DIARIO DEL HUILA, VERY PERSONAL
By: Rolando Monje Gómez
Photos: Tatiana Ramírez
“When I started studying at the Los Libertadores University Foundation in Bogotá, I had to go to the Avianca building to claim parcels and I would pass in front of the Banco de la República facilities that was next door, only separated by the Santander Park. I said how wonderful and how lucky those who work in this Bank.
“At that time when I studied there was no internet and computers were not overcrowded so I had to go to the libraries, so I loved going to the ‘Luis Ángel Arango’ Library, because there I found things in an easier way and Obviously I knew that it belonged to the Bank, like the Gold Museum where several times, for study reasons, we had to visit museums or cultural centers, I was amazed at all that, without imagining that I could get to this place ”, as Martha recalls Lucía Monsalve Díaz, manager of the Cultural Agency of the Banco de la República in Neiva, her first contact with the institution with which she turns ten years old on October 3 and that at that time she saw as something impossible in her professional path.
Born into a very close family, where her father, Antonio Monsalve, an Antioqueño from Concepción, was an extremely strict person, who always loved his children, “we respected him a lot, he always taught us by example to be responsible, to be disciplined ”.
“My father, better known as Lolo, was very respectful, he was one of the first people in the department who worked with marble, his work is found in most of the altars in the department, he was highly valued for his work,” he recalls.
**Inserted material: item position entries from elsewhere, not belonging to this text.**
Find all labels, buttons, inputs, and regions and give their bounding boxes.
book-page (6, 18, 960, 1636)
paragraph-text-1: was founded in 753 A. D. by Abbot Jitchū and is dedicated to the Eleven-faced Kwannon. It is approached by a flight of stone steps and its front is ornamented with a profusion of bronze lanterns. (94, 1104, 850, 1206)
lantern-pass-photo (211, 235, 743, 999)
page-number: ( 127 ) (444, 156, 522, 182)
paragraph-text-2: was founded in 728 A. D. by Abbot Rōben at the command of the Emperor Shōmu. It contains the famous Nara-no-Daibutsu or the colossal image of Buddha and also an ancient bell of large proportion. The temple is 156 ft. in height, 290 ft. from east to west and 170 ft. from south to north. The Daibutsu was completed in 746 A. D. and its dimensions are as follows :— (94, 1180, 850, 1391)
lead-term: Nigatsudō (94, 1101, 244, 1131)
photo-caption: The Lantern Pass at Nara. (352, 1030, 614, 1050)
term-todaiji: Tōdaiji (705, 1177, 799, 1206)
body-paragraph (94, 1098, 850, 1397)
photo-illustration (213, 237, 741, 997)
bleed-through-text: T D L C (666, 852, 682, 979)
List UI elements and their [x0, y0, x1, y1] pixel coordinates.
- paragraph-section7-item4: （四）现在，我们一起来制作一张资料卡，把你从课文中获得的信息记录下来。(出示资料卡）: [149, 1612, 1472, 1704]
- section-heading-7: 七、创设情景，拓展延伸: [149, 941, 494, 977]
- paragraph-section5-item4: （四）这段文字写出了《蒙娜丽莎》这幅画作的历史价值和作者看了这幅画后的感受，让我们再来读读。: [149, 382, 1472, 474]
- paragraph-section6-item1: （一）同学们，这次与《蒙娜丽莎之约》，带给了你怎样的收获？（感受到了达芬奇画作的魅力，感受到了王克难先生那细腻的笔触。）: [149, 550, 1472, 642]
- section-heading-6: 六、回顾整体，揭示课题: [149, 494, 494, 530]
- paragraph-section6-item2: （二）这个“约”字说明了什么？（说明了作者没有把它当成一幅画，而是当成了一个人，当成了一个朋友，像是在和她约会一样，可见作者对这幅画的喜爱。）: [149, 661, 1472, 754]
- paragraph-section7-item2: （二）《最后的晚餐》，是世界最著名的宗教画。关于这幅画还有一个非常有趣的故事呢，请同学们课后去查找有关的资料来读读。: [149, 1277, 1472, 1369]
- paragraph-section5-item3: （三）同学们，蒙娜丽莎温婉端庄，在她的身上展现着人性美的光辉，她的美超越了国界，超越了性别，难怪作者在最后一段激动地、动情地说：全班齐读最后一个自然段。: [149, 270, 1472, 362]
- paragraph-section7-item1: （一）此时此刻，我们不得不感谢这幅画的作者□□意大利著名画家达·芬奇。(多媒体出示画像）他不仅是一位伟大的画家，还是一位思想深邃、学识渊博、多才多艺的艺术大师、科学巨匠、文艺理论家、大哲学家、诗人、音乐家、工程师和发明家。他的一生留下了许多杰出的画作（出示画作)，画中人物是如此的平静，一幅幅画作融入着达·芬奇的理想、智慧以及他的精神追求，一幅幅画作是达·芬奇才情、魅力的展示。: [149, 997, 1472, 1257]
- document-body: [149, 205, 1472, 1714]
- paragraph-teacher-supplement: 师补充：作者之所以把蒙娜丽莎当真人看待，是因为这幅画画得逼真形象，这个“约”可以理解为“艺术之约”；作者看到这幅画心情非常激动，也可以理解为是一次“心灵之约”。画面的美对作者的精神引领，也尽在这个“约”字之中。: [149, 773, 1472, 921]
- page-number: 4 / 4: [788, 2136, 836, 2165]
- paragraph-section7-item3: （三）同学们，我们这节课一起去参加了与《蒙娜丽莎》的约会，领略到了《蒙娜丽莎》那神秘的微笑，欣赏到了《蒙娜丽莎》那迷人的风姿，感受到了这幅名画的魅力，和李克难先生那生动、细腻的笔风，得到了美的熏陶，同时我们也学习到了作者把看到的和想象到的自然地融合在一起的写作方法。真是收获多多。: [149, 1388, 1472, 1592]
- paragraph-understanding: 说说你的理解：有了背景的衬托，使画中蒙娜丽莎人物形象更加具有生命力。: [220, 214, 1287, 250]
The mother was very dedicated to her children, very strict too, who taught them that they should never envy others. My mother, Marvy Díaz, was from Venadillo, Tolima, a woman very dedicated to her family, so that everything was fine and that was also an example, very much at home ”.
We are three brothers, I am the second and the only woman, so her father took great care of her.
Martha Lucía tells us that she did her studies, initially at the Divino Niño and later, the baccalaureate, at the INEM ‘Julián Motta Salas’, “proud little girl”, she says.
“It was a very beautiful time with my classmates, we enjoyed it a lot, I really enjoyed my school stage, no major things happened, not even in college because I tried to get ahead and get the title quickly. I graduated from La Libertadores as a social communicator and journalist, ”she says.
She remembers when she told her father that she was going to be a journalist and he told her: “but my dear, why are you going to study that, and when I’m going to see you presenting the news on television. He didn’t see a future for me, but that way of thinking drove me more to study that. “
She says that if her father lived, he would feel like the proudest man in the world, even if he did not present the news on television.
In Diario del Huila
Although he does not really know why he studied social communication, he does consider that it was the best thing for him at the time, but when he graduated he did not know how to start so he decided to return to Neiva.
“My father commented to Hernando González, who worked with the Duque family and that is how I entered the Diario del Huila, at the time when the newspaper changed its format and transformed its technology. That was in 96 when I entered the newspaper with a new generation of journalists, Delimiro Moreno’s pupils, ”Martha Lucía comments.
In this media, she was the editor of many pages: Social, Neiva, Regional and coordinated from the beginning the School Press project, which she has always considered a wonderful project. “It was very hard but we really enjoyed it, it was true journalism.”